La tarde del abandono quedó registrada en una fotografía tomada a las 2:17 de la tarde. En la imagen aparecía una camioneta alejándose por una brecha del desierto de Sonora, cerca de la reserva del Pinacate, mientras levantaba una nube de polvo. Dentro del vehículo iban la madre, el padrastro, el hermanastro y una prima de Diana Cota Valdés, una adolescente de 17 años que quedó sola en medio de terrenos ejidales, con una botella de agua casi vacía, media barra de avena y un teléfono con apenas 4% de batería.
La joven esperó que alguien dentro del vehículo admitiera que la broma había ido demasiado lejos. Esperó que su madre volteara, que su padrastro frenara, que su hermanastro dejara de reír. Las luces de freno nunca se encendieron. Quince años después, aquella escena se convirtió en el punto de partida de una investigación federal por presunto desvío de millones de pesos a través de una asociación civil que llevaba el nombre de la propia adolescente abandonada.
Una familia reconstruida sobre el silencio
Diana Cota Valdés perdió a su padre, Saúl Cota, contador en Hermosillo, cuando tenía 9 años. Lo recordaba como un hombre paciente que la llevaba los sábados a la biblioteca y le decía que ella siempre encontraba lo que otros pasaban por alto. Tras su muerte, la madre entró en un periodo de silencio prolongado hasta que apareció Octavio Lugo, dueño de una constructora pequeña. Dos años después se casaron.
Octavio tenía un hijo, Iván, 14 meses menor que Diana. Desde el inicio, el hermanastro la trató como una intrusa: escondía sus útiles, rompía sus cosas e inventaba historias sobre ella. Cada conflicto era descartado por Octavio como “cosas de hermanos”. La madre permitió, además, que el padrastro presentara a Diana como “Diana Lugo”, aunque ese nunca fue su apellido legal. La joven corregía siempre: su apellido era Cota.
A ese entorno se sumaba Mireya, una prima dos años mayor que soñaba con hacer documentales y grababa con una cámara profesional cumpleaños, discusiones y lágrimas. Solía decir que todo podía convertirse en una historia, sin importar quién resultaba lastimado en la escena.
El viaje de verano que terminó en abandono
El viaje se anunció como una celebración por el fin de la preparatoria de Diana, aunque aún le faltaban dos exámenes y la entrega del certificado. El plan era conducir de Hermosillo a Puerto Peñasco y luego recorrer la zona desértica rumbo a Sonoita. Desde el primer día hubo incidentes menores: audífonos escondidos, comentarios sarcásticos y una prima que grababa en momentos inusuales.
El tercer día, ya en el tramo oriental de la carretera, Octavio tomó una desviación hacia una brecha argumentando que un conocido le había recomendado un mirador. Durante el trayecto, Iván vació una lata de refresco dentro de la mochila abierta de Diana, empapando su ropa, un cuaderno y un libro que le había prestado una profesora. La discusión que siguió terminó con Octavio frenando la camioneta, ordenándole bajar y arrojando su mochila al suelo. La madre, con lentes oscuros, le dijo desde la ventanilla que aquello le enseñaría a no arruinarles el día a los demás. Iván asomó la cabeza para lanzar la frase que Diana recordaría durante años: “A ver si ahora sí puede sola”. Mireya seguía grabando.

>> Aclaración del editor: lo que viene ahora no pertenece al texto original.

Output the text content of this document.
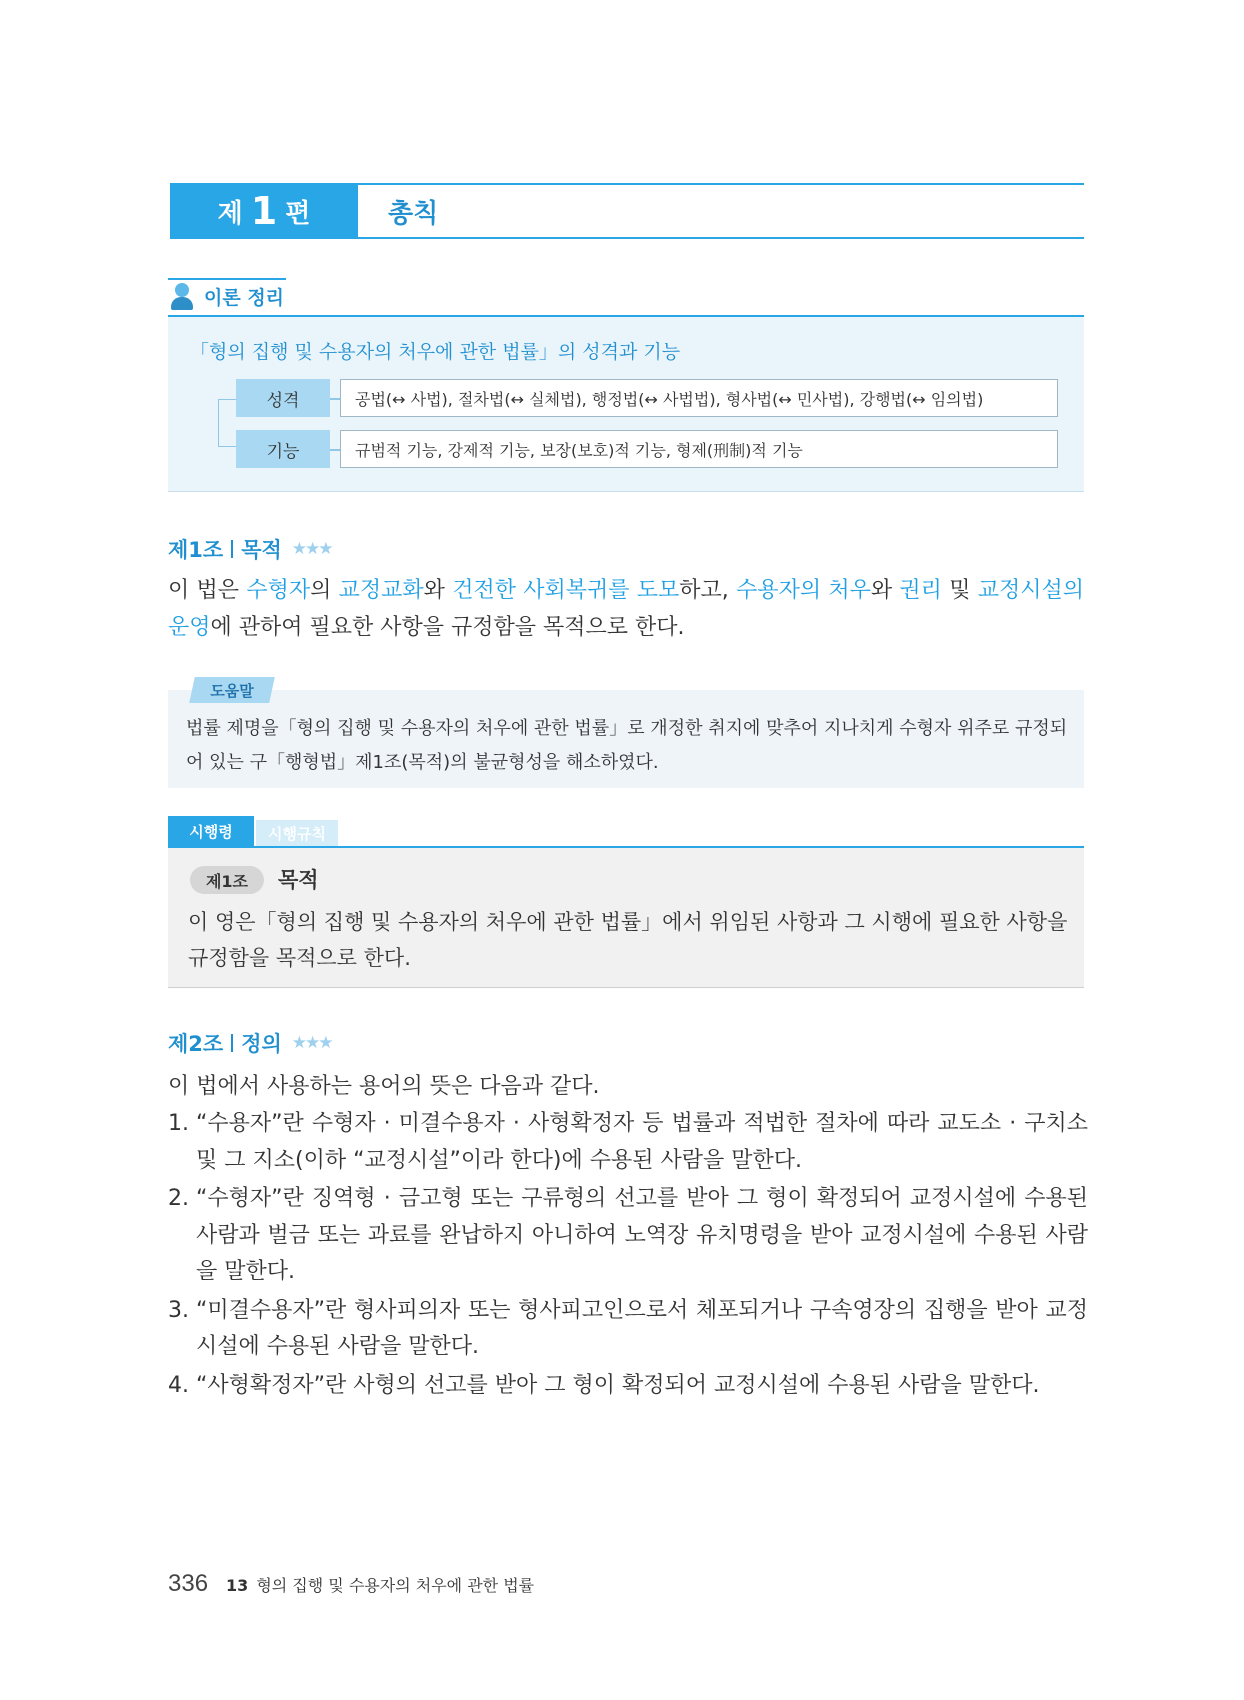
제 1 편	총칙
이론 정리
「형의 집행 및 수용자의 처우에 관한 법률」의 성격과 기능
성격	공법(↔ 사법), 절차법(↔ 실체법), 행정법(↔ 사법법), 형사법(↔ 민사법), 강행법(↔ 임의법)
기능	규범적 기능, 강제적 기능, 보장(보호)적 기능, 형제(刑制)적 기능
제1조 목적 ★★★

이 법은 수형자의 교정교화와 건전한 사회복귀를 도모하고, 수용자의 처우와 권리 및 교정시설의 운영에 관하여 필요한 사항을 규정함을 목적으로 한다.

도움말

법률 제명을「형의 집행 및 수용자의 처우에 관한 법률」로 개정한 취지에 맞추어 지나치게 수형자 위주로 규정되어 있는 구「행형법」제1조(목적)의 불균형성을 해소하였다.

시행령	시행규칙
제1조	목적

이 영은「형의 집행 및 수용자의 처우에 관한 법률」에서 위임된 사항과 그 시행에 필요한 사항을 규정함을 목적으로 한다.

제2조 정의 ★★★

이 법에서 사용하는 용어의 뜻은 다음과 같다.

1. “수용자”란 수형자 · 미결수용자 · 사형확정자 등 법률과 적법한 절차에 따라 교도소 · 구치소 및 그 지소(이하 “교정시설”이라 한다)에 수용된 사람을 말한다.
2. “수형자”란 징역형 · 금고형 또는 구류형의 선고를 받아 그 형이 확정되어 교정시설에 수용된 사람과 벌금 또는 과료를 완납하지 아니하여 노역장 유치명령을 받아 교정시설에 수용된 사람을 말한다.
3. “미결수용자”란 형사피의자 또는 형사피고인으로서 체포되거나 구속영장의 집행을 받아 교정시설에 수용된 사람을 말한다.
4. “사형확정자”란 사형의 선고를 받아 그 형이 확정되어 교정시설에 수용된 사람을 말한다.
336 13 형의 집행 및 수용자의 처우에 관한 법률
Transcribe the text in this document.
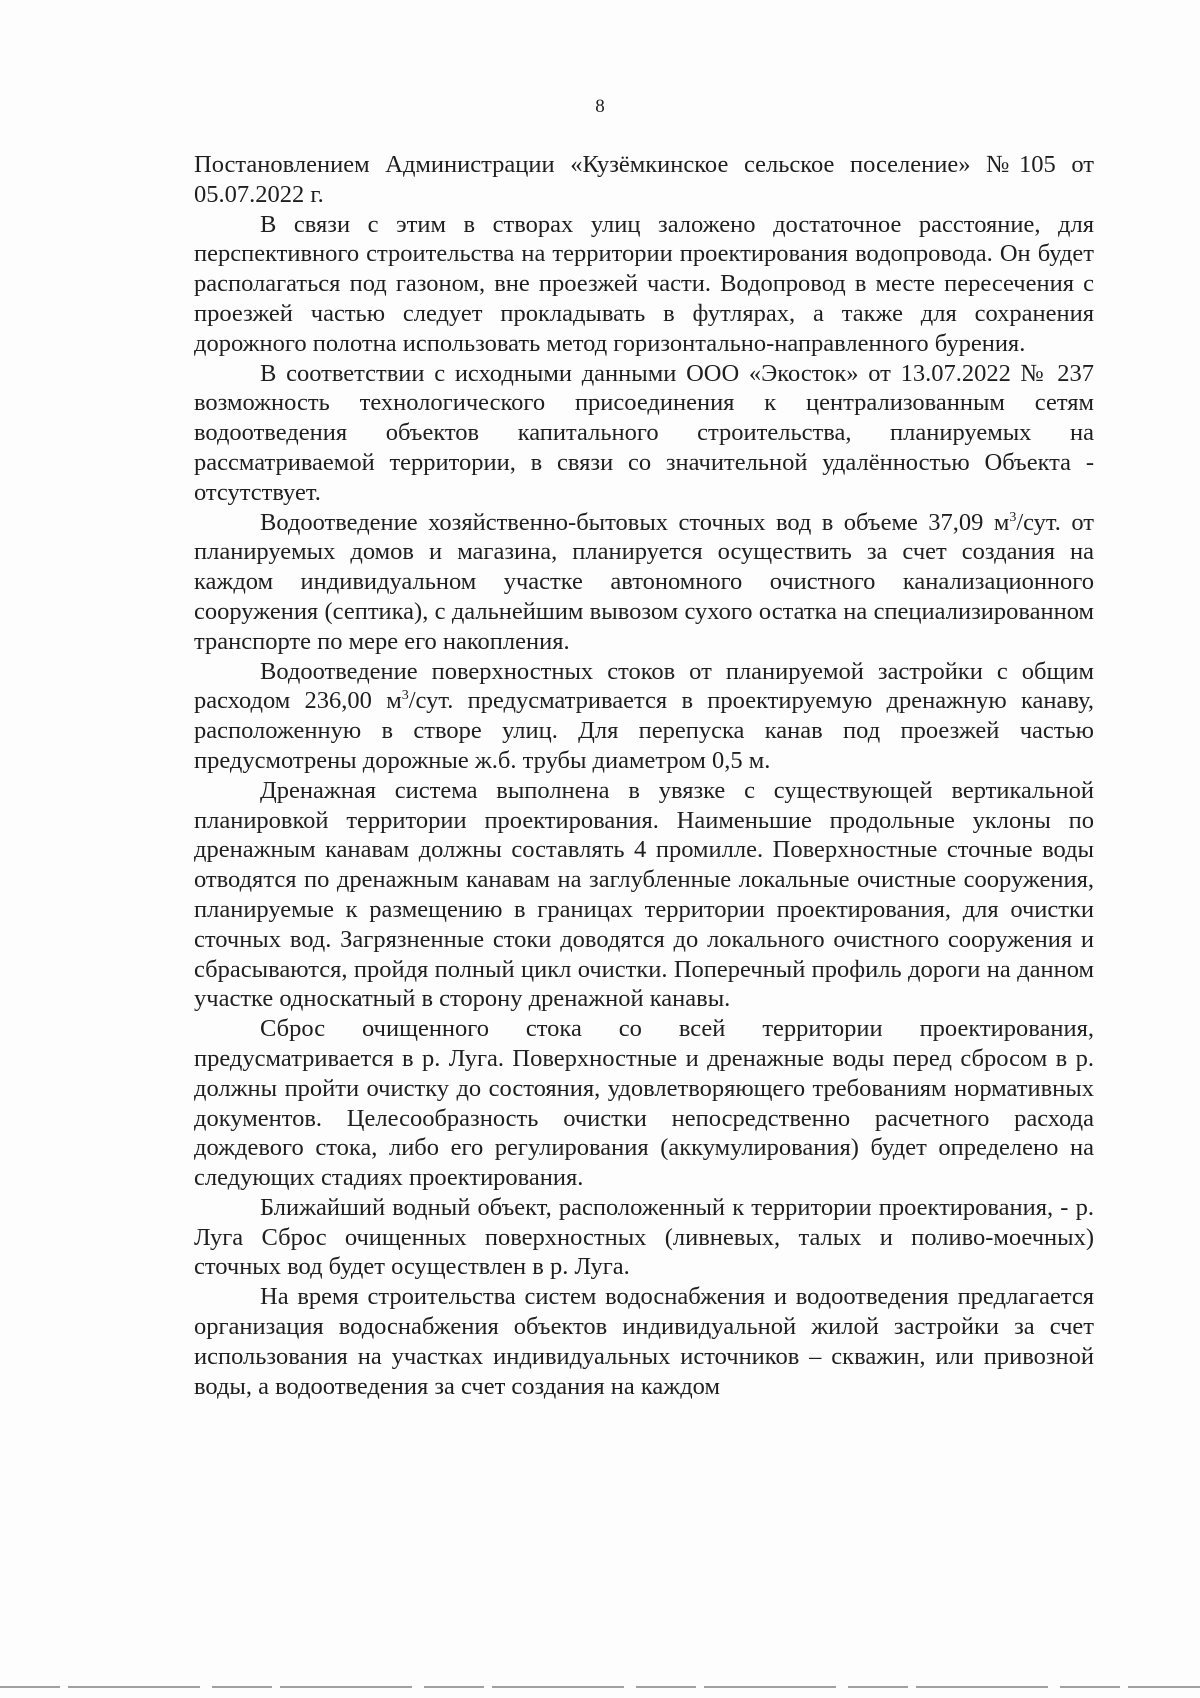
8

Постановлением Администрации «Кузёмкинское сельское поселение» №105 от 05.07.2022 г.

В связи с этим в створах улиц заложено достаточное расстояние, для перспективного строительства на территории проектирования водопровода. Он будет располагаться под газоном, вне проезжей части. Водопровод в месте пересечения с проезжей частью следует прокладывать в футлярах, а также для сохранения дорожного полотна использовать метод горизонтально-направленного бурения.

В соответствии с исходными данными ООО «Экосток» от 13.07.2022 № 237 возможность технологического присоединения к централизованным сетям водоотведения объектов капитального строительства, планируемых на рассматриваемой территории, в связи со значительной удалённостью Объекта - отсутствует.

Водоотведение хозяйственно-бытовых сточных вод в объеме 37,09 $м^3$/сут. от планируемых домов и магазина, планируется осуществить за счет создания на каждом индивидуальном участке автономного очистного канализационного сооружения (септика), с дальнейшим вывозом сухого остатка на специализированном транспорте по мере его накопления.

Водоотведение поверхностных стоков от планируемой застройки с общим расходом 236,00 $м^3$/сут. предусматривается в проектируемую дренажную канаву, расположенную в створе улиц. Для перепуска канав под проезжей частью предусмотрены дорожные ж.б. трубы диаметром 0,5 м.

Дренажная система выполнена в увязке с существующей вертикальной планировкой территории проектирования. Наименьшие продольные уклоны по дренажным канавам должны составлять 4 промилле. Поверхностные сточные воды отводятся по дренажным канавам на заглубленные локальные очистные сооружения, планируемые к размещению в границах территории проектирования, для очистки сточных вод. Загрязненные стоки доводятся до локального очистного сооружения и сбрасываются, пройдя полный цикл очистки. Поперечный профиль дороги на данном участке односкатный в сторону дренажной канавы.

Сброс очищенного стока со всей территории проектирования, предусматривается в р. Луга. Поверхностные и дренажные воды перед сбросом в р. должны пройти очистку до состояния, удовлетворяющего требованиям нормативных документов. Целесообразность очистки непосредственно расчетного расхода дождевого стока, либо его регулирования (аккумулирования) будет определено на следующих стадиях проектирования.

Ближайший водный объект, расположенный к территории проектирования, - р. Луга Сброс очищенных поверхностных (ливневых, талых и поливо-моечных) сточных вод будет осуществлен в р. Луга.

На время строительства систем водоснабжения и водоотведения предлагается организация водоснабжения объектов индивидуальной жилой застройки за счет использования на участках индивидуальных источников – скважин, или привозной воды, а водоотведения за счет создания на каждом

Horas de caminata y un rescate inesperado
Con temperaturas que le quemaban la garganta y sin señal en el teléfono, la joven caminó primero en la dirección que había tomado la camioneta y luego en sentido contrario. Racionó el agua, buscó sombra entre piedras y siguió una cerca de alambre porque razonó que, si había ganado o terrenos delimitados, tarde o temprano encontraría una casa.
Cayó al suelo antes de dar con alguien. Fue rescatada por Rosa Valenzuela, una mujer de 72 años que vivía en un rancho pequeño fuera de la zona protegida junto con su hermano. Rosa había salido al anochecer a revisar una línea de agua y los postes de la cerca. Vio la mochila y se acercó. La llevó a su casa, llamó a emergencias desde un teléfono fijo y esa misma noche una ambulancia trasladó a la adolescente a una clínica en Sonoita por deshidratación y heridas en los pies.
La primera versión oficial: “se bajó por voluntad propia”
En la clínica se presentó Héctor Medina, policía de investigación de la Fiscalía Estatal. Llegó con una carpeta en la que la madre había reportado a la joven con el apellido Lugo y había declarado que se había bajado por voluntad propia después de una discusión. Octavio afirmó que Diana llevaba todo el viaje provocando conflictos; Iván aseguró que había amenazado con escaparse; Mireya entregó un video recortado que terminaba antes de la orden de bajar.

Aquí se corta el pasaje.